Ginger said she couldn’t “hold out every night” to perform.
“I took an early retirement,” said Ginger. “I slowed down and began to work in a different way.”
Wally and Ginger are part of the music ministry at Spring Avenue Nazarene Church in Decatur.
“We can be gone anytime we want,” said Ginger. “It’s not like we’re regular staff members. If we want to be off, we can be off. We still like to be with our sons.”
The couple’s older son, Kip, is a district superintendent of the United Methodist Church, based in Tuscaloosa.
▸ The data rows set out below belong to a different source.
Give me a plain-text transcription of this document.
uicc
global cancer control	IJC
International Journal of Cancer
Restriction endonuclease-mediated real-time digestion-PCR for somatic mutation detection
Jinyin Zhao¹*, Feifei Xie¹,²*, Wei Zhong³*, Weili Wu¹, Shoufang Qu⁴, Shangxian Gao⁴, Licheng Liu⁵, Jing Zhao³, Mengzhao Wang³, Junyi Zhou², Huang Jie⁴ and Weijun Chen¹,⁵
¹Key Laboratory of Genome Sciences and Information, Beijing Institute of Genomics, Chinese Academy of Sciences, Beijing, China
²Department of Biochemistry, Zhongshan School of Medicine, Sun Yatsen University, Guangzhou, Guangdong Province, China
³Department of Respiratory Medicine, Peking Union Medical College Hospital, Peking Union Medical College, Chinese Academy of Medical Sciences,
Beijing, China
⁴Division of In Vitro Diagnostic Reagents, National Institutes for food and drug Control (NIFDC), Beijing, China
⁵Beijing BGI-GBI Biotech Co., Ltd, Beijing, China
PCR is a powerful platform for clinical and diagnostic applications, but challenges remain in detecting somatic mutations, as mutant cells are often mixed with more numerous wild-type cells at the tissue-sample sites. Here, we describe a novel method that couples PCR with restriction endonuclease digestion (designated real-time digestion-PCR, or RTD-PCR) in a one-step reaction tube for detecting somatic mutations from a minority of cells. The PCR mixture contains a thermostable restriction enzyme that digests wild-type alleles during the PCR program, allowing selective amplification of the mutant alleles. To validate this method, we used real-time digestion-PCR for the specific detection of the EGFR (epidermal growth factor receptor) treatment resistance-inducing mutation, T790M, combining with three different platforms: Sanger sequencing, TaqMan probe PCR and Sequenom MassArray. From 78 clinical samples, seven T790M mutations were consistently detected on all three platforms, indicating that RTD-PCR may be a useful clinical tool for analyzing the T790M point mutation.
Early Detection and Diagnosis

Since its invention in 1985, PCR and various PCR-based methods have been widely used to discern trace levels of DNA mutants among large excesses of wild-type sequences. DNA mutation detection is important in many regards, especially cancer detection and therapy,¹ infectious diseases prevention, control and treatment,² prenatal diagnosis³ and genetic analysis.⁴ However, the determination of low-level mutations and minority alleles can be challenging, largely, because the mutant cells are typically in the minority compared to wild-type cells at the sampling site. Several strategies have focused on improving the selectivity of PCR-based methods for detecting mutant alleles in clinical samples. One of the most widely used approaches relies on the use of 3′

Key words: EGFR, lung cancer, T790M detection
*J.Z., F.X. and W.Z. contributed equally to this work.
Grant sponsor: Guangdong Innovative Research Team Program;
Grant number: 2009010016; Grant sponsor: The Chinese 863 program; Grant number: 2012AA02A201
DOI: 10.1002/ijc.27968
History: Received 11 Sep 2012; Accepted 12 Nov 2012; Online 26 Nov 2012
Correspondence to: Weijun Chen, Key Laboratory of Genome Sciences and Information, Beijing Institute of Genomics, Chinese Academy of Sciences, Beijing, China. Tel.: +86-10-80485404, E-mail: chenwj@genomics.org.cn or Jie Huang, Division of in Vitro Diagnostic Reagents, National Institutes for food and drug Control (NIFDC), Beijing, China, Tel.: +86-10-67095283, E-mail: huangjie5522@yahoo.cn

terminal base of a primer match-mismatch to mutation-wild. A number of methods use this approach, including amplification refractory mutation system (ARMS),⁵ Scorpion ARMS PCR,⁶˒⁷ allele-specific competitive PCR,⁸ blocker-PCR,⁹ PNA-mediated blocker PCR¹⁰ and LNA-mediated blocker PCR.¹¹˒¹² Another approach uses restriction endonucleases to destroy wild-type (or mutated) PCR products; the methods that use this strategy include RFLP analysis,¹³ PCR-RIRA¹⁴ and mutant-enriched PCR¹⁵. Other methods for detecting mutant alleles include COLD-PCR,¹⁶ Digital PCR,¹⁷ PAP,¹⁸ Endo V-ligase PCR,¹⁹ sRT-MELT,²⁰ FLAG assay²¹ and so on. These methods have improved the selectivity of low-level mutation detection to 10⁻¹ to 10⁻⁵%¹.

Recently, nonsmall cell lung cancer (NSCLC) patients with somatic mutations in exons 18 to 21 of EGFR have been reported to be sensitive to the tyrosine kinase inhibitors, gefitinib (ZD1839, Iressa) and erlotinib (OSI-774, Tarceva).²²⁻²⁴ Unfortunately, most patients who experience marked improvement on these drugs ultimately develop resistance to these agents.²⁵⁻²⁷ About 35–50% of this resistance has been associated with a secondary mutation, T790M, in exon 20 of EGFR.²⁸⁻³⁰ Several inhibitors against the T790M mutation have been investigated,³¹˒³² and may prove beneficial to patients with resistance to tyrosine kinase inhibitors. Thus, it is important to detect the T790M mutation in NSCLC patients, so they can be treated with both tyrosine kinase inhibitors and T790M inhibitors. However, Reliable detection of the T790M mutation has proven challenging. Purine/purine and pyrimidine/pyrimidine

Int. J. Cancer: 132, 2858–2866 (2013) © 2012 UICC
Kip and his wife, Tammy, a schoolteacher, have two children, a daughter, Kaitlyn, a freshman at Birmingham Southern, and a son, Landon, a sophomore in high school.
Younger son, Kylan, is a software instructor who travels on his job.
Singing since 4
Ginger, of Cummings, Ga., has been singing since she was a child.
“I started singing when I was 4 years old in church and school functions,” said Ginger. “Back then, everything happened around church and school. At 10, I began singing at funerals and at 13 I began singing with a quartet. I sang all the way through high school and moved to Nashville right after graduation.
“In Nashville, I started singing with The Speer Family. At the same time, Wally had begun singing with The Tennesseans. The Speer Family was all family except for me. They had a daughter who left the act and I replaced her.”
It was while both Ginger and Wally were singing with separate gospel quartets that they met in Nashville during a performance on a local television show.
“The Speer Family sang on live TV every day at 6:30 a.m. for a 30-minute show, five days a week,” said Ginger. “At night we did concerts within the 200 miles of our coverage area. Wally was with the Tennesseans and they were with another live program. But his group was a guest on our program one morning. That was the first time we met.
He says I asked him out the first time.”
That was in 1959 and the couple was married in 1962. Occasionally, the two groups had worked together in concerts. The first time they performed as a duet was in Toronto.
“We decided that we would make a good team,” said Ginger.
The couple stayed in their separate groups for a year and a half after they were married, before they broke away as a separate gospel duet.
Traveled everywhere
During their traveling years, the couple performed in almost every state in the U.S., in Canada, the Holy Land, Barbados and the Bahamas.
“We sang on anything — the back of a truck, under canvas, just anything you could think of,” said Wally.
After the children were born, the couple bought an Airstream trailer and took the boys with them on the road.
“We had an arrangement with East Limestone School where they could come in and take their tests,” said Ginger. “We had a teacher who traveled with us for two years and taught them on the road.”
“We made sure they began school in the fall and stayed in for at least three weeks before we would leave,” said Wally.
“We stayed with the school curriculum week by week,” said Ginger. “In Kip’s last year of high school we had a great aunt who came in here and stayed and he was mascot for the football and basketball teams.”
Wally said when they had to stay in motels, they made them as home-like as possible.
“After we got rid of the trailer we lived in motels,” he said. “We would turn up the furniture to make tents. The maids would stay out of the rooms and leave them because they knew what we were doing most of the time.”
Signature songs
Both Wally and Ginger said they would be hard pressed to name a “signature song” from the numerous gospel albums they’ve recorded.
“I would say the songs we get the most requests for are “Going Home,” “There is a River,” and “Child of the King,” said Wally.
Kip and Kylan cut their own album in 1976, “Big Sounds for Little Ears.” They have some guest artists on the album and acts with Kip’s puppet, “Archie.”